Da mich immer wieder Fragen zu der Petition, dem Umfeld und angrenzende Themen erreichen, habe ich häufige Fragen gesammelt und versuche diese auf dieser Seite zu beantworten.

Bitte beachtet jedoch, dass ich weder Politiker oder Rechtsanwalt bin, daher checkt gerne nochmals selbst mein “gefährliches Halbwissen”  - und schon gar keine Rechtsberatung :)

Was möchte die Petition denn erreichen - kurz und knapp?

Die Petition “Anerkennung von Open-Source Arbeit als Ehrenamt” fordert die Aufnahme von Open-Source Arbeit in die Liste der Gemeinnützigen Zwecke (gemäß §52 Abgabenordnung (AO)). Hier sind zwar beispielweise Brauchtumspfelge (z.B. Schützenvereine) und inzwischen auch eSport benannt - halt aber nicht Arbeit in Open-Source-Projekten. 

Damit es dann auch möglich, dass Open-Source-Arbeiter sich in Organisationen (z.B. einen Verein) organisieren und damit unter anderem die folgenden Vorteile anerkannt werden:

Für die Organisation - Steuererleichterung und Spendenquittungen:

  • Steuerbefreiungen: Gemeinnützige Organisationen zahlen keine Körperschaft- und Gewerbesteuer auf ihre ideellen Tätigkeiten, Zweckbetriebe und die Vermögensverwaltung
  • Spendenabzug: Die Organisation darf Spendenbescheinigungen ausstellen. Spender können ihre Zuwendungen in bestimmtem Rahmen von der Steuer absetzen.

Für ehrenamtliche Mitarbeitende - pauschale Aufwandsentschädigungen

  • Ehrenamtspauschale (§ 3 Nr. 26a EStG): Helfer, Vorstände oder Kassenwarte können bis zu 840 Euro pro Jahr steuer- und sozialversicherungsfrei vom Verein erhalten. 
  • Übungsleiterpauschale (§ 3 Nr. 26 EStG): Trainer, Ausbilder oder Betreuer können bis zu 3.000 Euro pro Jahr steuer- und sozialversicherungsfrei verdienen.
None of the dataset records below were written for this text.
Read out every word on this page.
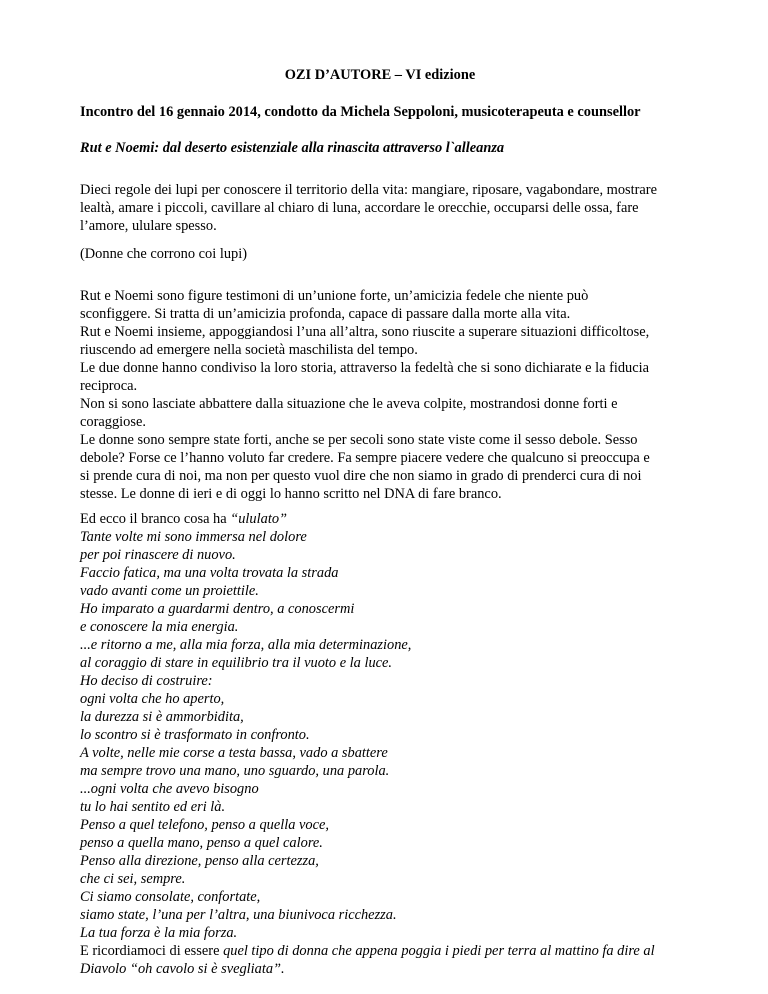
OZI D’AUTORE – VI edizione
Incontro del 16 gennaio 2014, condotto da Michela Seppoloni, musicoterapeuta e counsellor
Rut e Noemi: dal deserto esistenziale alla rinascita attraverso l`alleanza
Dieci regole dei lupi per conoscere il territorio della vita: mangiare, riposare, vagabondare, mostrare
lealtà, amare i piccoli, cavillare al chiaro di luna, accordare le orecchie, occuparsi delle ossa, fare
l’amore, ululare spesso.
(Donne che corrono coi lupi)
Rut e Noemi sono figure testimoni di un’unione forte, un’amicizia fedele che niente può
sconfiggere. Si tratta di un’amicizia profonda, capace di passare dalla morte alla vita.
Rut e Noemi insieme, appoggiandosi l’una all’altra, sono riuscite a superare situazioni difficoltose,
riuscendo ad emergere nella società maschilista del tempo.
Le due donne hanno condiviso la loro storia, attraverso la fedeltà che si sono dichiarate e la fiducia
reciproca.
Non si sono lasciate abbattere dalla situazione che le aveva colpite, mostrandosi donne forti e
coraggiose.
Le donne sono sempre state forti, anche se per secoli sono state viste come il sesso debole. Sesso
debole? Forse ce l’hanno voluto far credere. Fa sempre piacere vedere che qualcuno si preoccupa e
si prende cura di noi, ma non per questo vuol dire che non siamo in grado di prenderci cura di noi
stesse. Le donne di ieri e di oggi lo hanno scritto nel DNA di fare branco.
Ed ecco il branco cosa ha “ululato”
Tante volte mi sono immersa nel dolore
per poi rinascere di nuovo.
Faccio fatica, ma una volta trovata la strada
vado avanti come un proiettile.
Ho imparato a guardarmi dentro, a conoscermi
e conoscere la mia energia.
...e ritorno a me, alla mia forza, alla mia determinazione,
al coraggio di stare in equilibrio tra il vuoto e la luce.
Ho deciso di costruire:
ogni volta che ho aperto,
la durezza si è ammorbidita,
lo scontro si è trasformato in confronto.
A volte, nelle mie corse a testa bassa, vado a sbattere
ma sempre trovo una mano, uno sguardo, una parola.
...ogni volta che avevo bisogno
tu lo hai sentito ed eri là.
Penso a quel telefono, penso a quella voce,
penso a quella mano, penso a quel calore.
Penso alla direzione, penso alla certezza,
che ci sei, sempre.
Ci siamo consolate, confortate,
siamo state, l’una per l’altra, una biunivoca ricchezza.
La tua forza è la mia forza.
E ricordiamoci di essere quel tipo di donna che appena poggia i piedi per terra al mattino fa dire al
Diavolo “oh cavolo si è svegliata”.
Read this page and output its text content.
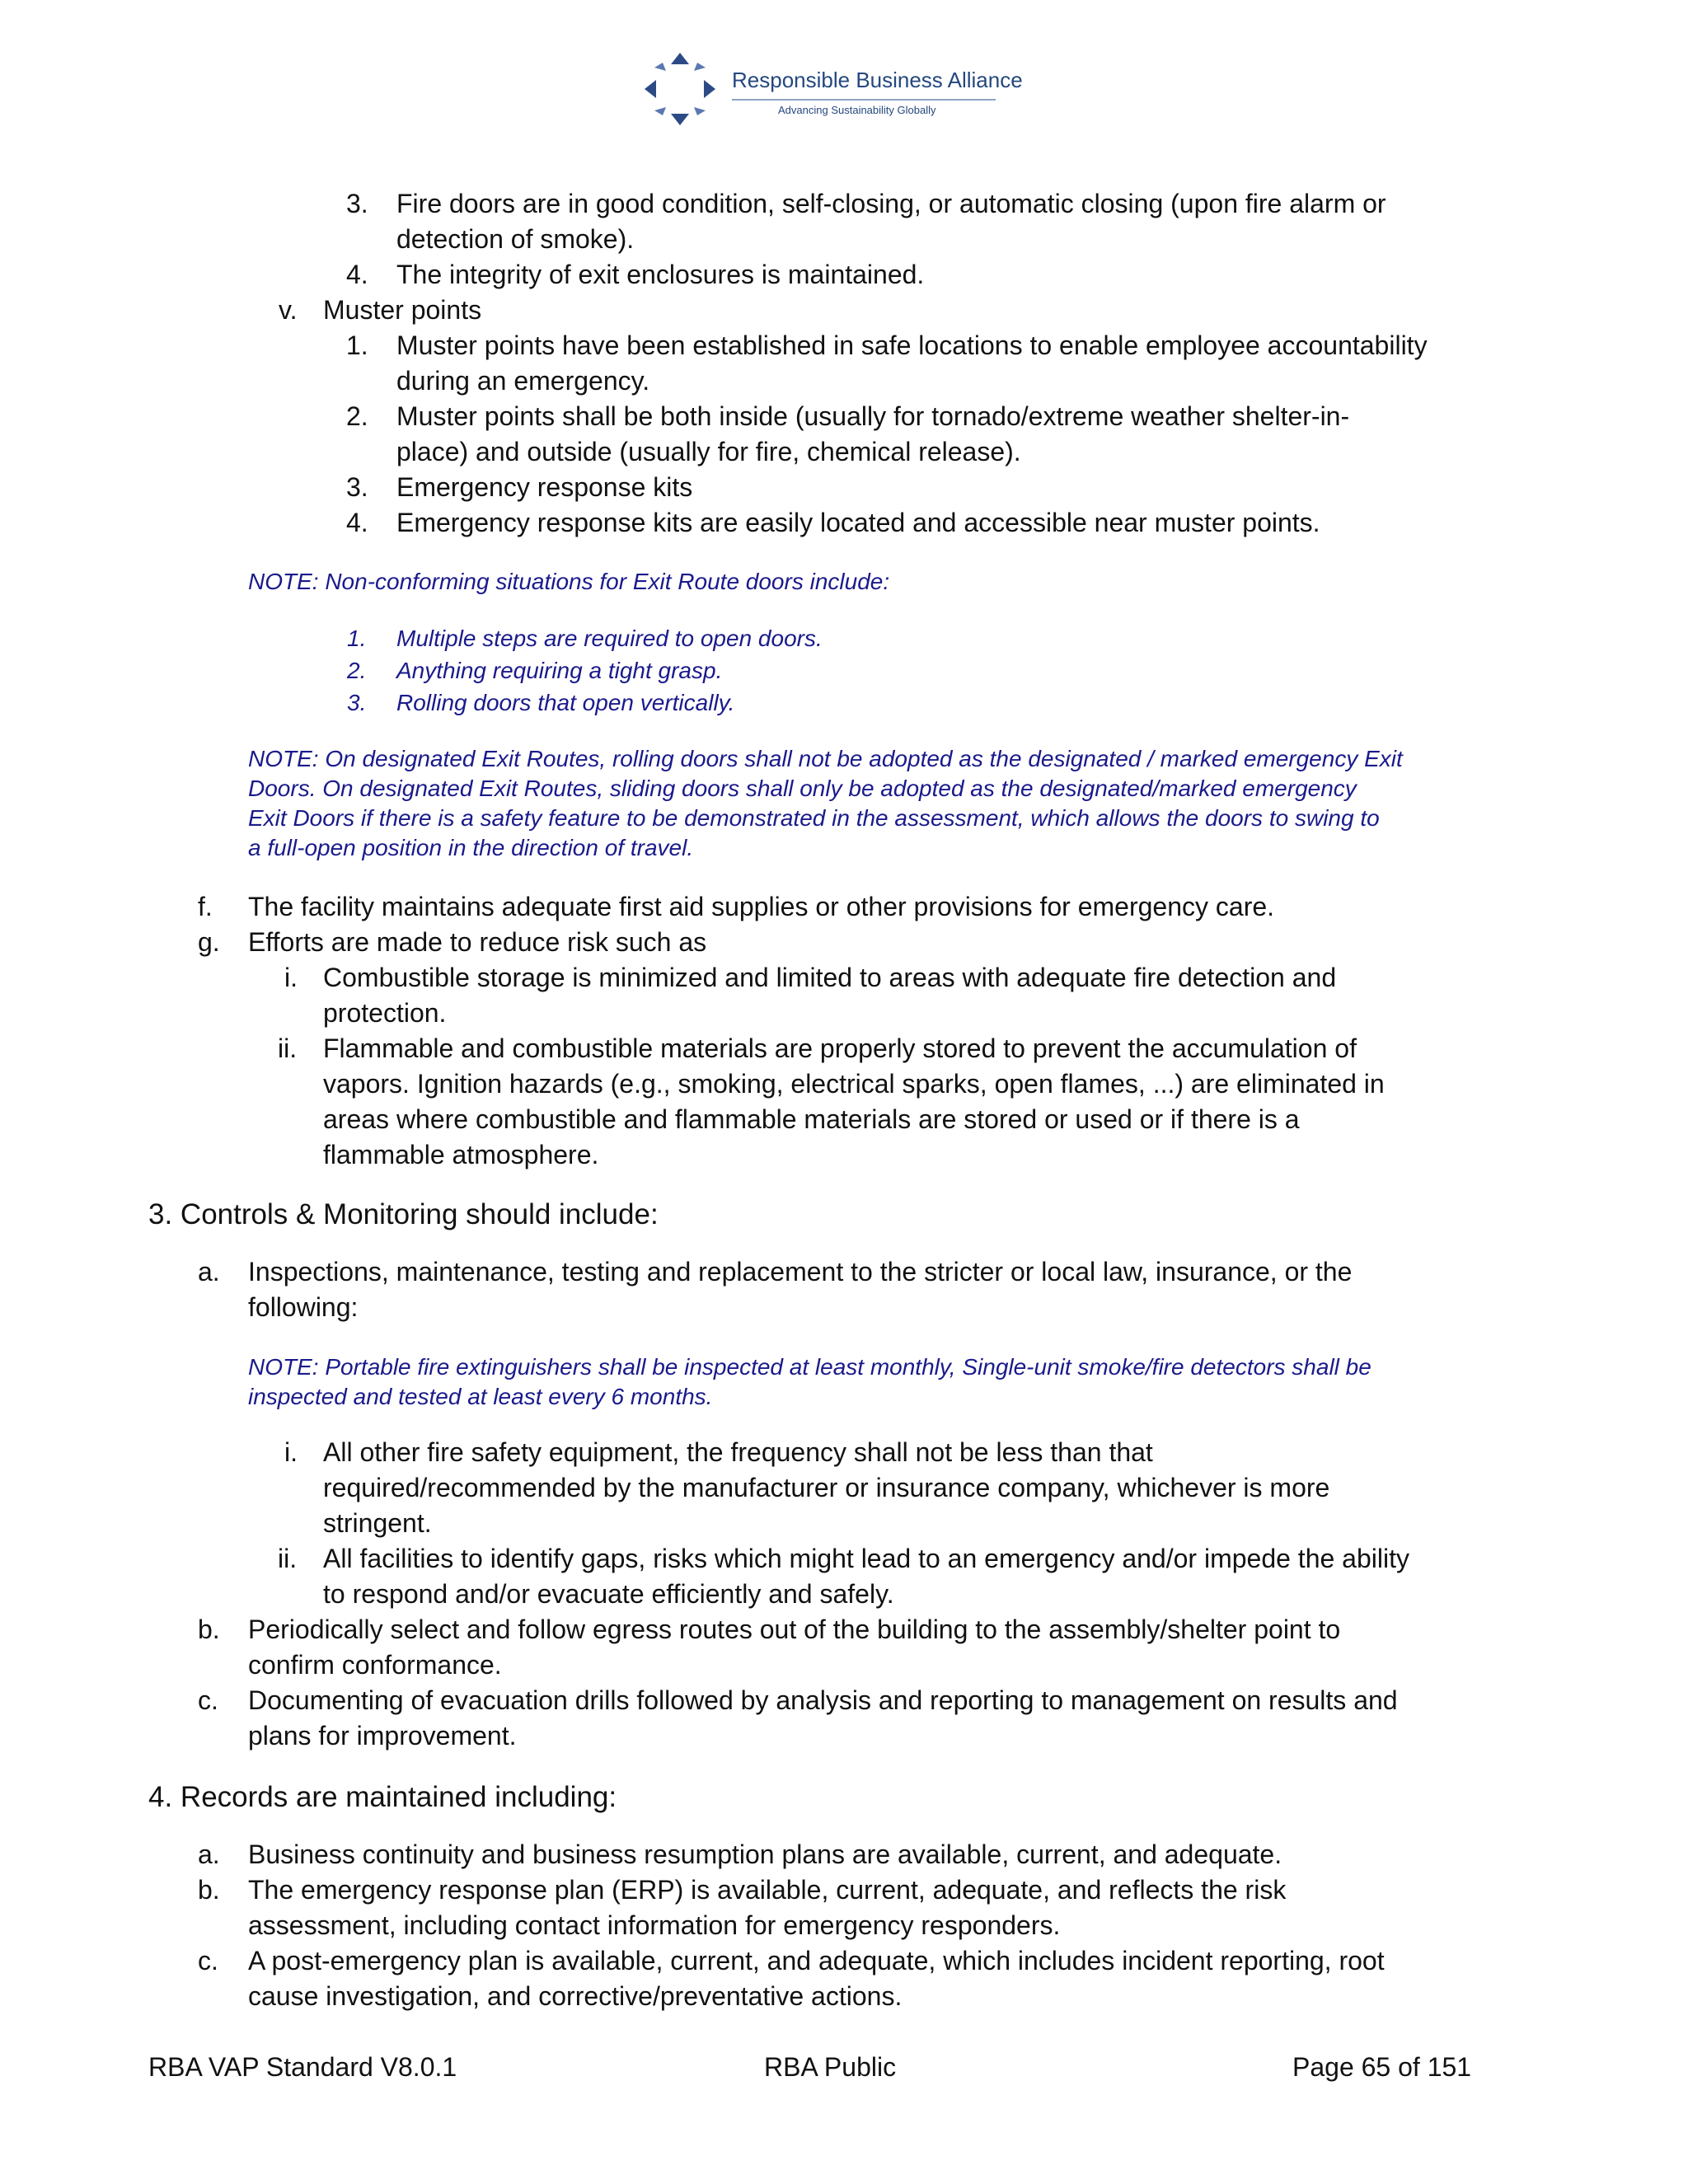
Responsible Business Alliance
Advancing Sustainability Globally
3. Fire doors are in good condition, self-closing, or automatic closing (upon fire alarm or
detection of smoke).
4. The integrity of exit enclosures is maintained.
v. Muster points
1. Muster points have been established in safe locations to enable employee accountability
during an emergency.
2. Muster points shall be both inside (usually for tornado/extreme weather shelter-in-
place) and outside (usually for fire, chemical release).
3. Emergency response kits
4. Emergency response kits are easily located and accessible near muster points.
NOTE: Non-conforming situations for Exit Route doors include:
1. Multiple steps are required to open doors.
2. Anything requiring a tight grasp.
3. Rolling doors that open vertically.
NOTE: On designated Exit Routes, rolling doors shall not be adopted as the designated / marked emergency Exit
Doors. On designated Exit Routes, sliding doors shall only be adopted as the designated/marked emergency
Exit Doors if there is a safety feature to be demonstrated in the assessment, which allows the doors to swing to
a full-open position in the direction of travel.
f. The facility maintains adequate first aid supplies or other provisions for emergency care.
g. Efforts are made to reduce risk such as
i. Combustible storage is minimized and limited to areas with adequate fire detection and
protection.
ii. Flammable and combustible materials are properly stored to prevent the accumulation of
vapors. Ignition hazards (e.g., smoking, electrical sparks, open flames, ...) are eliminated in
areas where combustible and flammable materials are stored or used or if there is a
flammable atmosphere.
3. Controls & Monitoring should include:
a. Inspections, maintenance, testing and replacement to the stricter or local law, insurance, or the
following:
NOTE: Portable fire extinguishers shall be inspected at least monthly, Single-unit smoke/fire detectors shall be
inspected and tested at least every 6 months.
i. All other fire safety equipment, the frequency shall not be less than that
required/recommended by the manufacturer or insurance company, whichever is more
stringent.
ii. All facilities to identify gaps, risks which might lead to an emergency and/or impede the ability
to respond and/or evacuate efficiently and safely.
b. Periodically select and follow egress routes out of the building to the assembly/shelter point to
confirm conformance.
c. Documenting of evacuation drills followed by analysis and reporting to management on results and
plans for improvement.
4. Records are maintained including:
a. Business continuity and business resumption plans are available, current, and adequate.
b. The emergency response plan (ERP) is available, current, adequate, and reflects the risk
assessment, including contact information for emergency responders.
c. A post-emergency plan is available, current, and adequate, which includes incident reporting, root
cause investigation, and corrective/preventative actions.
RBA VAP Standard V8.0.1	RBA Public	Page 65 of 151
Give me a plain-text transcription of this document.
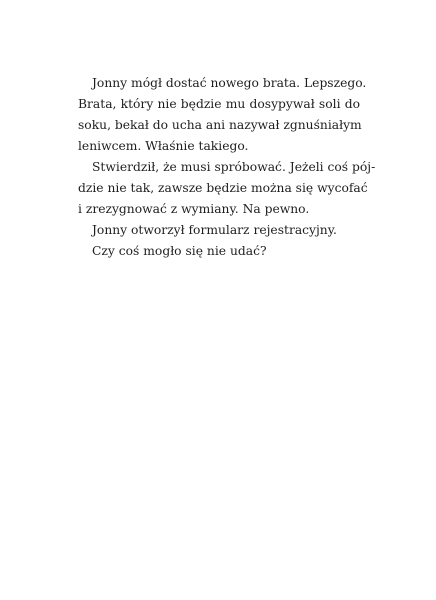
Jonny mógł dostać nowego brata. Lepszego.
Brata, który nie będzie mu dosypywał soli do
soku, bekał do ucha ani nazywał zgnuśniałym
leniwcem. Właśnie takiego.
Stwierdził, że musi spróbować. Jeżeli coś pój-
dzie nie tak, zawsze będzie można się wycofać
i zrezygnować z wymiany. Na pewno.
Jonny otworzył formularz rejestracyjny.
Czy coś mogło się nie udać?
Für den Vorstand - Begrenzung der Haftung

  • Haftungsbegrenzung (§ 31a BGB): Vorstände eines gemeinnützigen Vereins haften dem Verein oder den Mitgliedern gegenüber für Schäden nur bei Vorsatz oder grober Fahrlässigkeit.

Abseits davon, soll aber auch die Anerkennung in der Bevölkerung, Medien, Politik und Unternehmen für die vielen tausenden Freiweilligen erzielt werden. 

Warum nutzt ihr nicht direkt die offizielle Plattform des Bundestages für die Petition?

Zum Zeitpunkt, als  ich die Petition gestartet habe, kannte ich schlichtweg die offizielle Plattform des Bundestages nicht - die Petition wurde jedoch bereits auf diversen Kanälen von Leuten geteilt und unterzeichnet.

Im weiteren Verlauf der Petition habe ich also den Petitionsausschuss angeschrieben. Er hat dann in Bürokratendeutsch geantwortet, dass für die Petition immer der schriftliche Weg möglich ist .

Ein Rechtsanwalt, der bereits erfolgreiche einige Open-Source-Projekte auf dem Weg zu Anerkennung der Gemeinnützigkeit (als e.V.) vertreten hat, hatte mich kontaktiert. Auf meine Bitte hin hat er den Sachverhalt geprüft und vereinfacht “mit der aktuellen Plattform weitermachen” geantwortet.

Die Platform openPetition selbst hat in einem Blog-PostEinreichen garantiert!” die Einreichung bestätigt. Die Plattform wird übrigens auch Petitionen von Parteien wie der ÖDP genutzt.